In a Lonely Place
- First edition
- Author: Dorothy B. Hughes
- Genre: Mystery
- Publisher: Duell, Sloan and Pearce
- Publication date: 1947
- Publication place: United States

= In a Lonely Place (novel) =

1947 novel by Dorothy B. Hughes

In a Lonely Place is a 1947 novel by mystery writer Dorothy B. Hughes. Nicholas Ray directed a classic film noir under the same title, starring Humphrey Bogart and Gloria Grahame, in 1950.

==Plot==
The novel is told through the point of view of Dix Steele, a World War II veteran who opens the novel yearning for the sense of power that he felt while fighting overseas. The story opens as Dix, newly moved to Los Angeles, reunites with a wartime friend turned Los Angeles Police Department homicide detective, Brub Nicolai and meets his wife Sylvia, who Dix quickly decides is bland and uninteresting.

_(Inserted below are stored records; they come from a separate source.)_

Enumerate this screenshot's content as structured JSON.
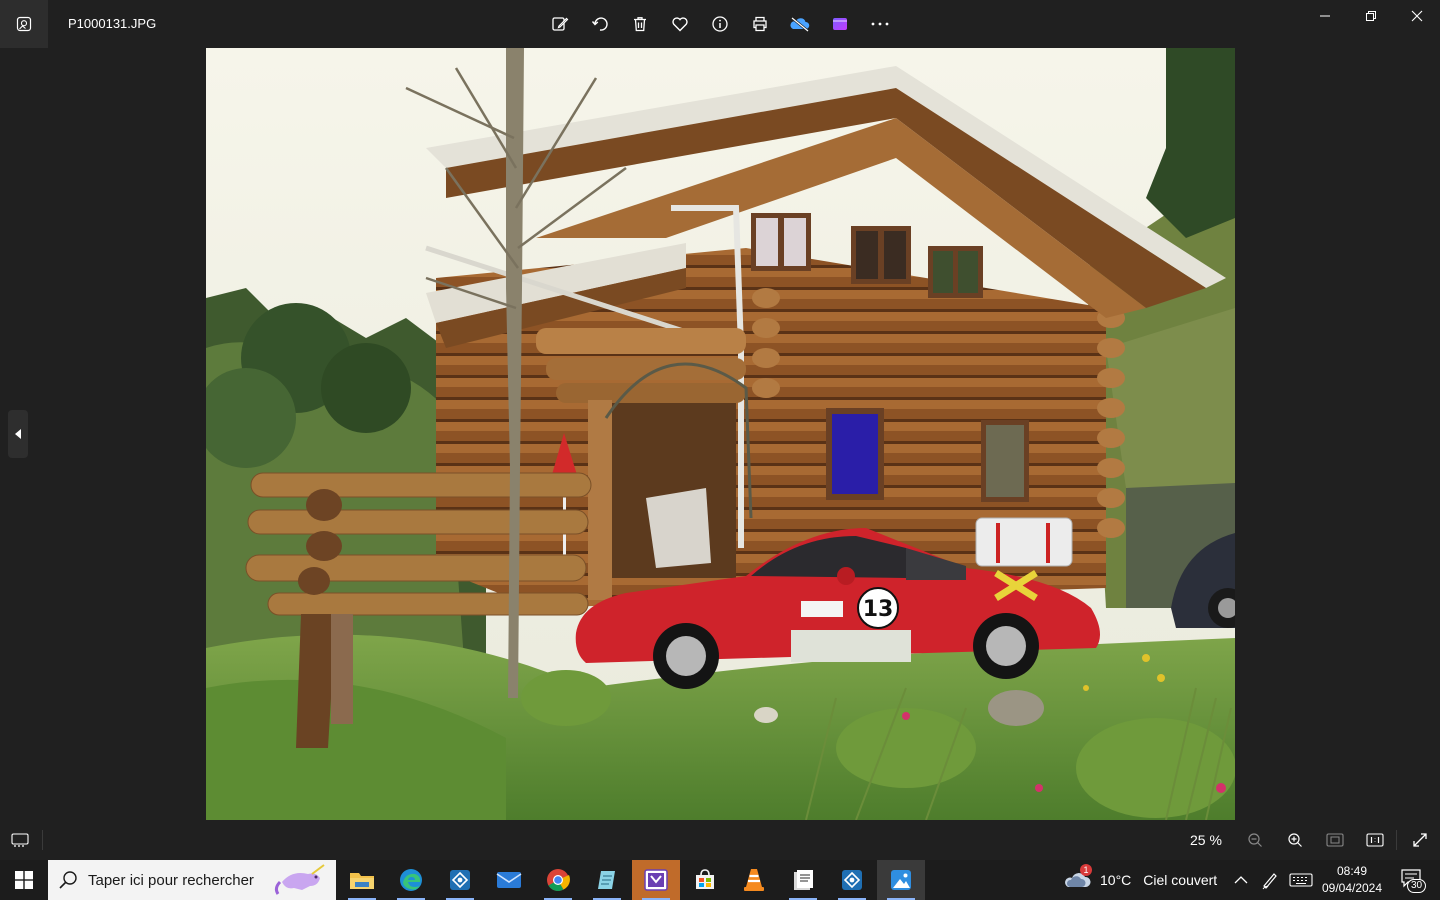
{
  "window": {
    "filename": "P1000131.JPG",
    "toolbar": [
      "edit-image-icon",
      "rotate-icon",
      "delete-icon",
      "favorite-icon",
      "info-icon",
      "print-icon",
      "onedrive-icon",
      "clipchamp-icon",
      "more-icon"
    ]
  },
  "viewer": {
    "zoom": "25 %",
    "bottom_icons": [
      "filmstrip-icon",
      "zoom-out-icon",
      "zoom-in-icon",
      "fit-window-icon",
      "actual-size-icon",
      "fullscreen-icon"
    ]
  },
  "taskbar": {
    "search_placeholder": "Taper ici pour rechercher",
    "apps": [
      "file-explorer",
      "edge",
      "app-blue",
      "mail",
      "chrome",
      "notepad-app",
      "active-app",
      "store",
      "vlc",
      "docs-app",
      "app-blue-2",
      "photos"
    ],
    "weather": {
      "temp": "10°C",
      "condition": "Ciel couvert",
      "badge": "1"
    },
    "time": "08:49",
    "date": "09/04/2024",
    "notifications": "30"
  },
  "colors": {
    "accent": "#8ab4f8",
    "car_red": "#d0232a",
    "wood": "#8a5224"
  }
}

The next day, Dix meets Laurel after almost colliding with her outside his apartment. Laurel is a beautiful red-headed woman who, in this first meeting, is dismissive of Dix. He finds Laurel incredibly alluring and quickly seeks her out again as they begin a romantic relationship.

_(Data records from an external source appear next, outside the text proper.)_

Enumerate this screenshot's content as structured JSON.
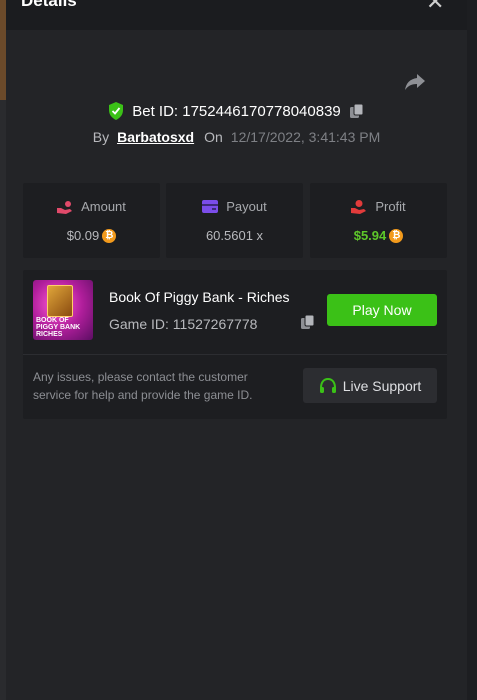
{
  "header": {
    "title": "Details",
    "close_icon": "close-icon"
  },
  "bet": {
    "label": "Bet ID: 1752446170778040839",
    "by_label": "By",
    "username": "Barbatosxd",
    "on_label": "On",
    "date": "12/17/2022, 3:41:43 PM",
    "share_icon": "share-icon",
    "verified_icon": "shield-check-icon",
    "copy_icon": "copy-icon"
  },
  "stats": [
    {
      "label": "Amount",
      "value": "$0.09",
      "icon": "hand-coins-icon",
      "coin": true
    },
    {
      "label": "Payout",
      "value": "60.5601 x",
      "icon": "wallet-icon",
      "coin": false
    },
    {
      "label": "Profit",
      "value": "$5.94",
      "icon": "hand-profit-icon",
      "coin": true
    }
  ],
  "game": {
    "title": "Book Of Piggy Bank - Riches",
    "id_label": "Game ID: 11527267778",
    "thumb_text": "BOOK OF PIGGY BANK RICHES",
    "play_label": "Play Now",
    "issues_text": "Any issues, please contact the customer service for help and provide the game ID.",
    "support_label": "Live Support"
  },
  "colors": {
    "accent_green": "#3bc117",
    "profit_green": "#5ec82a",
    "coin_orange": "#f29a1c",
    "amount_icon": "#e14a6a",
    "payout_icon": "#7b4dea",
    "profit_icon": "#e23b3b"
  }
}
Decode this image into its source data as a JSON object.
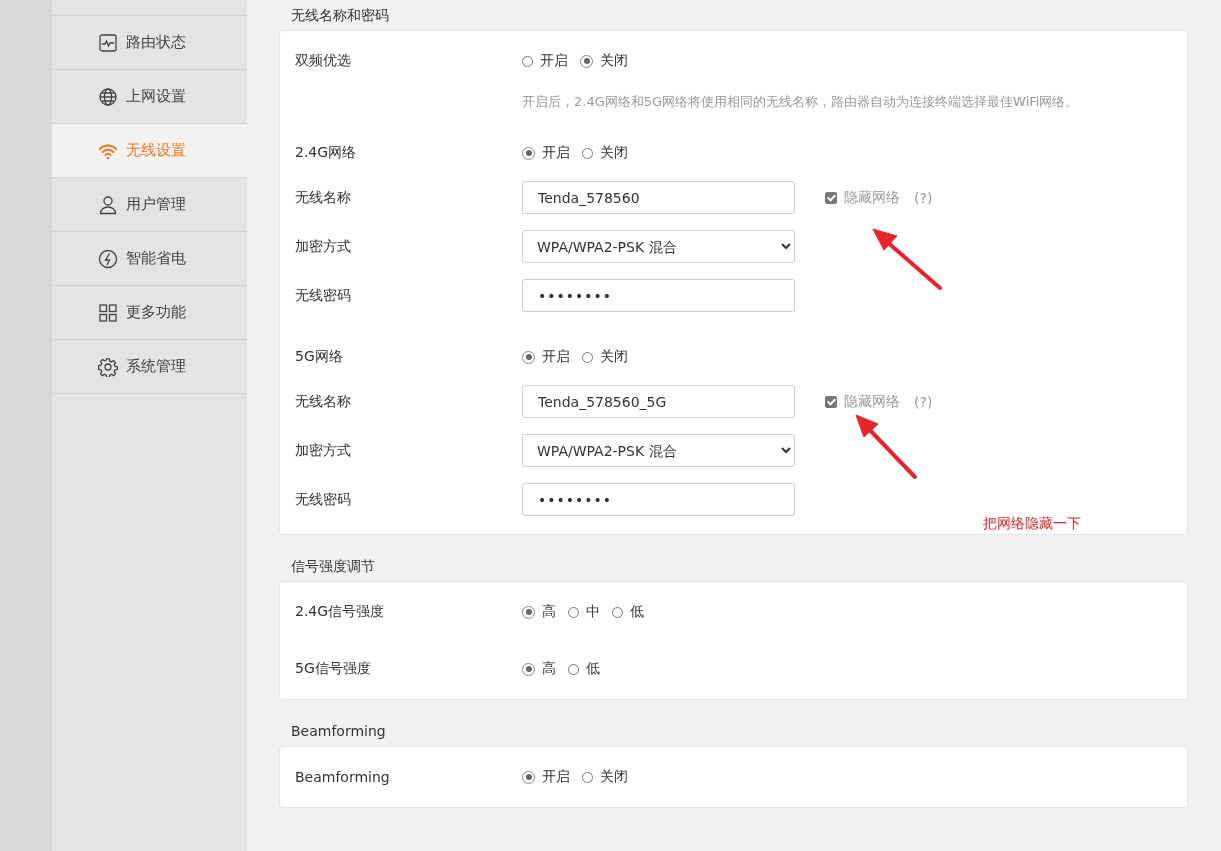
{
  "sidebar": {
    "items": [
      {
        "label": "路由状态",
        "selected": false
      },
      {
        "label": "上网设置",
        "selected": false
      },
      {
        "label": "无线设置",
        "selected": true
      },
      {
        "label": "用户管理",
        "selected": false
      },
      {
        "label": "智能省电",
        "selected": false
      },
      {
        "label": "更多功能",
        "selected": false
      },
      {
        "label": "系统管理",
        "selected": false
      }
    ]
  },
  "sections": [
    {
      "title": "无线名称和密码",
      "groups": [
        [
          {
            "kind": "radio",
            "label": "双频优选",
            "options": [
              {
                "label": "开启",
                "selected": false
              },
              {
                "label": "关闭",
                "selected": true
              }
            ],
            "hint": "开启后，2.4G网络和5G网络将使用相同的无线名称，路由器自动为连接终端选择最佳WiFi网络。"
          }
        ],
        [
          {
            "kind": "radio",
            "label": "2.4G网络",
            "options": [
              {
                "label": "开启",
                "selected": true
              },
              {
                "label": "关闭",
                "selected": false
              }
            ]
          },
          {
            "kind": "text",
            "label": "无线名称",
            "value": "Tenda_578560",
            "hide": {
              "label": "隐藏网络",
              "checked": true,
              "help": "(?)"
            }
          },
          {
            "kind": "select",
            "label": "加密方式",
            "value": "WPA/WPA2-PSK 混合"
          },
          {
            "kind": "password",
            "label": "无线密码",
            "value": "••••••••"
          }
        ],
        [
          {
            "kind": "radio",
            "label": "5G网络",
            "options": [
              {
                "label": "开启",
                "selected": true
              },
              {
                "label": "关闭",
                "selected": false
              }
            ]
          },
          {
            "kind": "text",
            "label": "无线名称",
            "value": "Tenda_578560_5G",
            "hide": {
              "label": "隐藏网络",
              "checked": true,
              "help": "(?)"
            }
          },
          {
            "kind": "select",
            "label": "加密方式",
            "value": "WPA/WPA2-PSK 混合"
          },
          {
            "kind": "password",
            "label": "无线密码",
            "value": "••••••••"
          }
        ]
      ]
    },
    {
      "title": "信号强度调节",
      "groups": [
        [
          {
            "kind": "radio",
            "label": "2.4G信号强度",
            "options": [
              {
                "label": "高",
                "selected": true
              },
              {
                "label": "中",
                "selected": false
              },
              {
                "label": "低",
                "selected": false
              }
            ]
          },
          {
            "kind": "radio",
            "label": "5G信号强度",
            "options": [
              {
                "label": "高",
                "selected": true
              },
              {
                "label": "低",
                "selected": false
              }
            ]
          }
        ]
      ]
    },
    {
      "title": "Beamforming",
      "groups": [
        [
          {
            "kind": "radio",
            "label": "Beamforming",
            "options": [
              {
                "label": "开启",
                "selected": true
              },
              {
                "label": "关闭",
                "selected": false
              }
            ]
          }
        ]
      ]
    }
  ],
  "annotation": {
    "text": "把网络隐藏一下"
  }
}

Some time later, Dix is talking with Brub who reveals that multiple women have been strangled in the city and that Brub is part of the team investigating the murders. The following Sunday, Dix reads an article about the most recent victim and it is confirmed to the reader that Dix is the serial strangler responsible for the murders.

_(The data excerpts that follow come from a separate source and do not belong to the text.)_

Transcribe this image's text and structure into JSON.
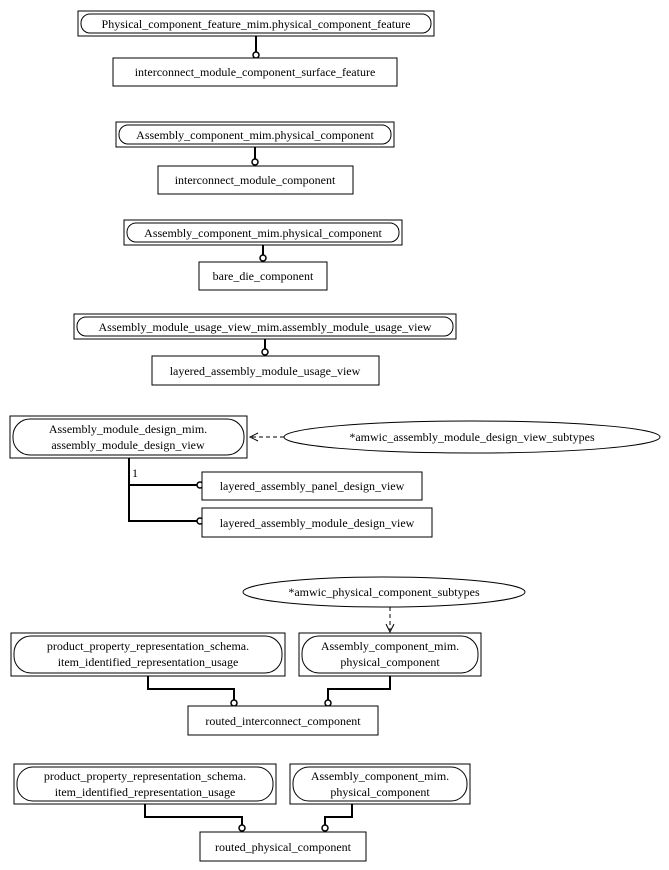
{
  "diagram": {
    "type": "EXPRESS-G",
    "groups": [
      {
        "id": "g1",
        "supertype": "Physical_component_feature_mim.physical_component_feature",
        "subtypes": [
          "interconnect_module_component_surface_feature"
        ]
      },
      {
        "id": "g2",
        "supertype": "Assembly_component_mim.physical_component",
        "subtypes": [
          "interconnect_module_component"
        ]
      },
      {
        "id": "g3",
        "supertype": "Assembly_component_mim.physical_component",
        "subtypes": [
          "bare_die_component"
        ]
      },
      {
        "id": "g4",
        "supertype": "Assembly_module_usage_view_mim.assembly_module_usage_view",
        "subtypes": [
          "layered_assembly_module_usage_view"
        ]
      },
      {
        "id": "g5",
        "supertype_lines": [
          "Assembly_module_design_mim.",
          "assembly_module_design_view"
        ],
        "subtype_reference": "*amwic_assembly_module_design_view_subtypes",
        "cardinality_label": "1",
        "subtypes": [
          "layered_assembly_panel_design_view",
          "layered_assembly_module_design_view"
        ]
      },
      {
        "id": "g6",
        "subtype_reference": "*amwic_physical_component_subtypes",
        "supertypes": [
          {
            "lines": [
              "product_property_representation_schema.",
              "item_identified_representation_usage"
            ]
          },
          {
            "lines": [
              "Assembly_component_mim.",
              "physical_component"
            ]
          }
        ],
        "subtype": "routed_interconnect_component"
      },
      {
        "id": "g7",
        "supertypes": [
          {
            "lines": [
              "product_property_representation_schema.",
              "item_identified_representation_usage"
            ]
          },
          {
            "lines": [
              "Assembly_component_mim.",
              "physical_component"
            ]
          }
        ],
        "subtype": "routed_physical_component"
      }
    ]
  }
}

The rest of the novel weaves together Dix's attacks on women, his intense and turbulent relationship with Laurel, and his underlying belief in his own ability to evade detection by Brub and the LAPD as their search for the strangler intensifies. Throughout the narrative, Dix's internal monologue reveals the depths of his own hatred and disgust for women, even while he believes his actions reflect none of this internal repulsion.

Some months later, after discovering evidence he believes proves Laurel has been seeing another man, Dix sees a figure outside his apartment who he recognises as Laurel and he goes to confront her. As he closes in on the woman, he realizes it was actually Sylvia dressed in Laurel's coat, who tells him she has never trusted him and that Laurel came to Sylvia and Brub for help escaping Dix. Dix goes into a rage, attempting to strangle Sylvia, but he is interrupted by Brub and several other LAPD officers who had been lying in wait.

It is revealed that Sylvia had planned the trap after suspecting Dix of being the strangler for some time and learning of his behavior towards Laurel. Dix is arrested and charged with the attempted murder of Sylvia and the murder of the strangled girls.

==Book to film==
The film differs from the novel in several substantial ways. Mostly notably, in the film, despite being a violent man with a hot temper, Steele is innocent of the murder he's suspected of committing, and is sincere in his desire to be a successful screenwriter; in the novel, he is a misogynistic, sociopathic killer who claims to be a crime novel writer in order to sponge off of a wealthy uncle.

==Radio adaptations==
Philip Morris Playhouse presented In a Lonely Place March 16, 1952. Joseph Cotten and University of Kansas student Mary Lou Jukes co-starred in the 30-minute adaptation.

Suspense presented In a Lonely Place March 6, 1948. Robert Montgomery and Lurene Tuttle starred in a one-hour adaptation of the full plot.